Les environnements d'apprentissage qui se créent sur le réseau Internet (Rescol, Cyberscol, Virtual U, etc.) sont riches en informations et en activités de toutes sortes. Je pense plus particulièrement ici à ce qu'offrent la National Geographic Society et la National Science Foundation ou à ce que prépare Disney ou Emg aux Etats-Unis. Je pense aussi aux protocoles portant sur l'échange de produits éducatifs entre la Nouvelle-Zélande et le Canada, le Canada et le Mexique.

Les élèves publieront aussi des travaux sur Internet. On sait déjà que les jeunes et les adultes préparent avec plus de soin les projets qu'ils comptent introduire dans le réseau Internet.

En ce qui a trait à la gestion de classe, l'approche de type projet, dans laquelle plusieurs groupes d'élèves travaillent sur des projets différents (le tiers du temps, par exemple), apparaît prometteuse. Elle pourrait en contexte québécois s'alimenter, entre autres, à Freinet, à l'apprentissage coopératif de même qu'à l'enseignement stratégique, etc.

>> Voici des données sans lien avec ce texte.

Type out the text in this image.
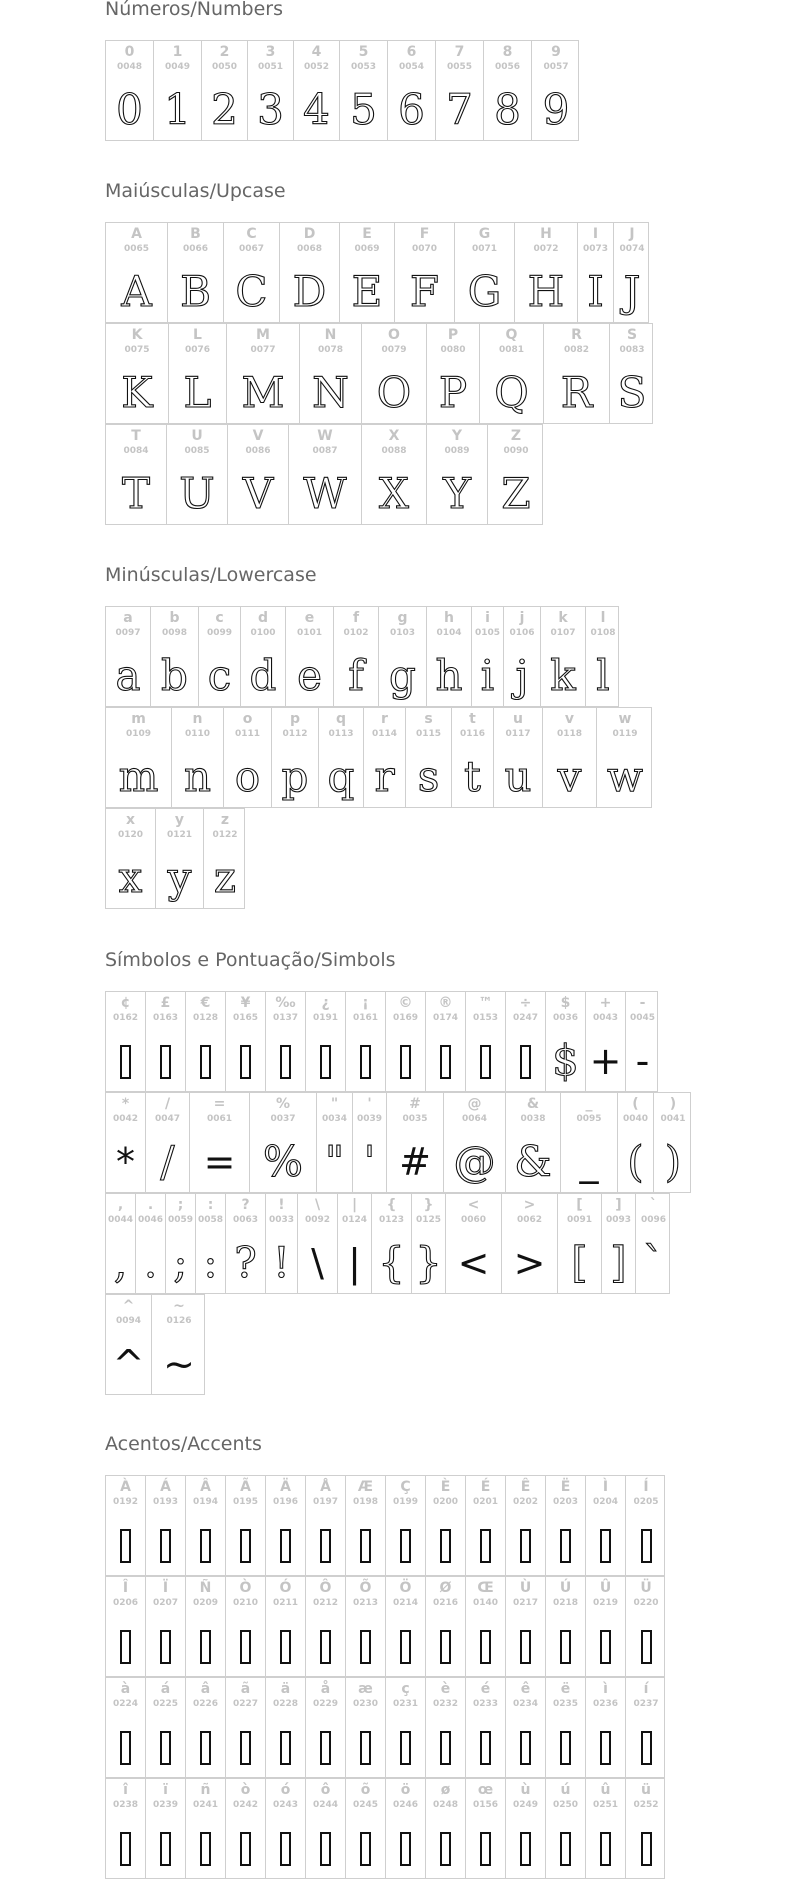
Números/Numbers
0
0048
0
1
0049
1
2
0050
2
3
0051
3
4
0052
4
5
0053
5
6
0054
6
7
0055
7
8
0056
8
9
0057
9
Maiúsculas/Upcase
A
0065
A
B
0066
B
C
0067
C
D
0068
D
E
0069
E
F
0070
F
G
0071
G
H
0072
H
I
0073
I
J
0074
J
K
0075
K
L
0076
L
M
0077
M
N
0078
N
O
0079
O
P
0080
P
Q
0081
Q
R
0082
R
S
0083
S
T
0084
T
U
0085
U
V
0086
V
W
0087
W
X
0088
X
Y
0089
Y
Z
0090
Z
Minúsculas/Lowercase
a
0097
a
b
0098
b
c
0099
c
d
0100
d
e
0101
e
f
0102
f
g
0103
g
h
0104
h
i
0105
i
j
0106
j
k
0107
k
l
0108
l
m
0109
m
n
0110
n
o
0111
o
p
0112
p
q
0113
q
r
0114
r
s
0115
s
t
0116
t
u
0117
u
v
0118
v
w
0119
w
x
0120
x
y
0121
y
z
0122
z
Símbolos e Pontuação/Simbols
¢
0162
£
0163
€
0128
¥
0165
‰
0137
¿
0191
¡
0161
©
0169
®
0174
™
0153
÷
0247
$
0036
$
+
0043
+
-
0045
-
*
0042
*
/
0047
/
=
0061
=
%
0037
%
"
0034
"
'
0039
'
#
0035
#
@
0064
@
&
0038
&
_
0095
_
(
0040
(
)
0041
)
,
0044
,
.
0046
.
;
0059
;
:
0058
:
?
0063
?
!
0033
!
\
0092
\
|
0124
|
{
0123
{
}
0125
}
<
0060
<
>
0062
>
[
0091
[
]
0093
]
`
0096
`
^
0094
^
~
0126
~
Acentos/Accents
À
0192
Á
0193
Â
0194
Ã
0195
Ä
0196
Å
0197
Æ
0198
Ç
0199
È
0200
É
0201
Ê
0202
Ë
0203
Ì
0204
Í
0205
Î
0206
Ï
0207
Ñ
0209
Ò
0210
Ó
0211
Ô
0212
Õ
0213
Ö
0214
Ø
0216
Œ
0140
Ù
0217
Ú
0218
Û
0219
Ü
0220
à
0224
á
0225
â
0226
ã
0227
ä
0228
å
0229
æ
0230
ç
0231
è
0232
é
0233
ê
0234
ë
0235
ì
0236
í
0237
î
0238
ï
0239
ñ
0241
ò
0242
ó
0243
ô
0244
õ
0245
ö
0246
ø
0248
œ
0156
ù
0249
ú
0250
û
0251
ü
0252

Autrement dit, pour intégrer les TIC, faisons appel au meilleur des pratiques pédagogiques existantes. Il suffirait simplement de réveiller le pédagogue qui sommeille en nous et de réaffirmer l'engagement social qui est le sien. Si puissantes soient-elles, les TIC ne doivent pas nous dominer. Elles ne sont en effet qu'un outil de plus pour aider les collectivités à devenir ce qu'elles veulent être.

 

L'établissement de partenariats entre le monde scolaire, le collégial, les universités, les entreprises et les organismes communautaires ou gouvernementaux

Avec l'ouverture des marchés, nous assistons à une croissance phénoménale du nombre d'alliances signées entre des entreprises de niveau local, régional et international. Les institutions du secteur de l'éducation sont appelées à faire des ponts avec d'autres, et ce, au bénéfice même de l'accomplissement de leur tâche éducative.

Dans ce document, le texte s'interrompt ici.